Second, there should be a cabinet not far from here that has a funny looking wrench/socket and a set of sprinkler heads in it. The wrench is a sprinkler wrench that's used to remove and install heads, and the heads in that cabinet themselves are spares. This is important since a sprinkler head is a one-shot device akin to the fuse in your Christmas lights -- once it goes, you can't put it back together again, and must replace it instead. There should also be a set of plans in that cabinet -- these will be the hydraulic plans your sprinkler system has been custom-installed to, and are very important to provide to your fire sprinkler contractor if you are having major remodeling done on your house so they can recalculate the plans and thus ensure that the new work is as well-protected as the old work is.

Finally, whenever you're painting the walls and/or ceilings (whichever surface your heads are mounted on), you'll want to mask off the sprinkler heads with tissue paper bags, as paint splattering onto a sprinkler head essentially ruins it in the eyes of the fire code -- there's no telling what impact the paint could have on how the head behaves in a fire. (The tissue paper will cleanly burn away if there's an actual fire, which is why it's used in this instance -- it's a trick taken straight from the fire sprinkler code itself, where the bags are used to protect sprinkler heads in paint spraying booths from the inevitable paint overspray found there. See NFPA 13 paragraph for details.)


Never heard of a "Potter switch" but I would guess you have a fire sprinkler system, given the "before the meter" and red paint. Also the much larger diameter line for that purpose than the metered line. I guess the "switch" is to send a signal to an alarm system indicating that the sprinklers have actuated.

The city does not meter the fire sprinklers. Not setting the rest of the city on fire is considered an adequate payment for that specific, hopefully rare, use.

Main shutoff (everything) is the red handle in the first picture. Green handle is "everything that's not the fire sprinklers" and should pull away from the wall so it can be operated if it wasn't installed by an idiot. If it was installed by an idiot you might be able to remove a nut and change the handle position 180 degrees (and replace the nut) so that it can be operated. However, looking at the picture closely, it appears to be installed correctly.

Edit upon the OP doubling down on "I can't operate the green valve" update:

Close up from OP's picture

The arrangement of the stop lug on the bronze valve body (upper middle) and the stop lug on the galvanized steel handle (below that, still middle) show that you can pull the green handle 90 degrees out from the wall to stop the flow.
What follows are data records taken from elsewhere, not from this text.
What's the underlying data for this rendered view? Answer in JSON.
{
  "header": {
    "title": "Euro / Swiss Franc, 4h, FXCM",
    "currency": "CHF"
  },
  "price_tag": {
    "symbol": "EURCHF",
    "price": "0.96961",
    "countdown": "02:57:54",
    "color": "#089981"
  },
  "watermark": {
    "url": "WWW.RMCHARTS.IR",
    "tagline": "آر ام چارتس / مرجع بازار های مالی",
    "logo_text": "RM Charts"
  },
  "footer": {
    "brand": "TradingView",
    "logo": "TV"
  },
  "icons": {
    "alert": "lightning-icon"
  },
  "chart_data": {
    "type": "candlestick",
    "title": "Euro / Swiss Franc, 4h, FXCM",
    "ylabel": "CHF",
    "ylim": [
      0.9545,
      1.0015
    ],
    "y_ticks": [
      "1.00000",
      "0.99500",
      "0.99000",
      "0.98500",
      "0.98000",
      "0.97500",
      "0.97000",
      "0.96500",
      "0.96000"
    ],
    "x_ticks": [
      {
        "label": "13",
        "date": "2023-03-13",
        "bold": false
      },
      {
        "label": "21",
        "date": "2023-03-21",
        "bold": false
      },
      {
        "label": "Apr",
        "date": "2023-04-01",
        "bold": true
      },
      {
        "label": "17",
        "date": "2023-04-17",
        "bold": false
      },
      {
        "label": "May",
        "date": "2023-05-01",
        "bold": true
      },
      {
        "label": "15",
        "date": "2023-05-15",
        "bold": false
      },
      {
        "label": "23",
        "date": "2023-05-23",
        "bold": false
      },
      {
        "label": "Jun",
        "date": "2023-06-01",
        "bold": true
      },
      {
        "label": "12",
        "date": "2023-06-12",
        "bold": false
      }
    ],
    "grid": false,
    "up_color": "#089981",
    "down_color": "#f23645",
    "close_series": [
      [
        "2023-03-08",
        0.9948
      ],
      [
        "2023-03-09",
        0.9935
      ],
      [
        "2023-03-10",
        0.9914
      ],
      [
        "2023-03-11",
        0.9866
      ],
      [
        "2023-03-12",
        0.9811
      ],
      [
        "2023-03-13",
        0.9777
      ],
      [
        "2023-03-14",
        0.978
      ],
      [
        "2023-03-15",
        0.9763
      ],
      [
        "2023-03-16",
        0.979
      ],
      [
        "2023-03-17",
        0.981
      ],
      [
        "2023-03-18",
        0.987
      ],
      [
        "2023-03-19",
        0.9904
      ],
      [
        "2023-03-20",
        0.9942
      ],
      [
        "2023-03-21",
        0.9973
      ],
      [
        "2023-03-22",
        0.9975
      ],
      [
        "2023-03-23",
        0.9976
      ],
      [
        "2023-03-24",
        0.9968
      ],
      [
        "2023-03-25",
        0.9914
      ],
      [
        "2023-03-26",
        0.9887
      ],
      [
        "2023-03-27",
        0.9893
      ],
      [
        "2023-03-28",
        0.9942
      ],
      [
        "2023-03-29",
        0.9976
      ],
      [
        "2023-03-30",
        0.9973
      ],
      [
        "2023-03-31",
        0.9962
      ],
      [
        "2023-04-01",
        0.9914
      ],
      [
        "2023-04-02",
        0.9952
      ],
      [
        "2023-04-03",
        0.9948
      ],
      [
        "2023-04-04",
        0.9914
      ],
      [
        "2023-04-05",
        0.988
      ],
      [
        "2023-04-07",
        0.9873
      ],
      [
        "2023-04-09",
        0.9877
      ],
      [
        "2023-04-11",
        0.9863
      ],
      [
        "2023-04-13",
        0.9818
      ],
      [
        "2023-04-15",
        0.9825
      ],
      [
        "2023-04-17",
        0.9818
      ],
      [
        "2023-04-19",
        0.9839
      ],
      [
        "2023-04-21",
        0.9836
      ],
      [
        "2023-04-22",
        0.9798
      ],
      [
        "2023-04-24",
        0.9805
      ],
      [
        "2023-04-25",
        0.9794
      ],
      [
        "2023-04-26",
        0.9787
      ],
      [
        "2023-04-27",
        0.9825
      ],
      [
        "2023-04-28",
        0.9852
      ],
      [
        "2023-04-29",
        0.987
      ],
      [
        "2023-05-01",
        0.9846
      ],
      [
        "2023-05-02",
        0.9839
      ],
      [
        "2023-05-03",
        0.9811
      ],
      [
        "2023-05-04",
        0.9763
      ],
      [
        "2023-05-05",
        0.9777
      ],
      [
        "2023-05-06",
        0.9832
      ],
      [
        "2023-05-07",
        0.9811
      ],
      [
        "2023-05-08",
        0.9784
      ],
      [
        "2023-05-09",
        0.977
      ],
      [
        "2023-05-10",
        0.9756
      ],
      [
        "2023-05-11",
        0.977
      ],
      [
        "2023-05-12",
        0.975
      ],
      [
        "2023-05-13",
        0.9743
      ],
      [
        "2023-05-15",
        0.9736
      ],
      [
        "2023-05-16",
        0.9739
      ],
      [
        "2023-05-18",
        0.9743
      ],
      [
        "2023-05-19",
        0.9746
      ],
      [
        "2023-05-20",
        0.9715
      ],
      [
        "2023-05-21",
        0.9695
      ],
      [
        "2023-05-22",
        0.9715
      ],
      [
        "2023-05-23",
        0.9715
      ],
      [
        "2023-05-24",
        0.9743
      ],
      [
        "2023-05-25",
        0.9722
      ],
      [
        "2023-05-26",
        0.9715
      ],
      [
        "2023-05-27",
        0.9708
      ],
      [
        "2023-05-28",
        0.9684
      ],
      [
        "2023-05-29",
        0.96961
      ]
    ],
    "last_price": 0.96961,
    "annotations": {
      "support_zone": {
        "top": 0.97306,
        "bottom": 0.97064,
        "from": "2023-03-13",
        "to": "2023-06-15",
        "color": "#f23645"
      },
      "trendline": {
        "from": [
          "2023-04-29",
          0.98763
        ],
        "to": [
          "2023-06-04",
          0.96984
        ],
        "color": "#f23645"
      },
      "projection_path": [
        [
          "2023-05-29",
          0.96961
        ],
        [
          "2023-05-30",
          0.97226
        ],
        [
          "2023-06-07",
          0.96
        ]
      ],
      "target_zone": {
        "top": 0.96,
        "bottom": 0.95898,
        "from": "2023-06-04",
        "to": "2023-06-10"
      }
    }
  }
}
If you have a hard time grabbing it, slip something behind the handle to pull on, or slip a hollow tube over the handle to extend it.

Blue handles are to allow replacement/service of the item between them (backflow preventer, you think - or perhaps a special fire sprinkler thing to allow the sprinkler lines to be pressurized with air until a fire - which permits operation in an unoccupied, freezing house, so long as the basement water entrance hasn't frozen.)

White tube appears to be a drain, but without seeing the other end, unclear. Drain is one of the two things it says on the casting the "Potter switch" is screwed into where that connects. Probably to drain the sprinkler section.

The red, or either one of the blues, will cause your sprinkler system to be disabled, which is likely a Bad Thing® and depending on how sensitive or fussy the switch is may also set off your alarm. So, for your plumbing needs, you should use the green.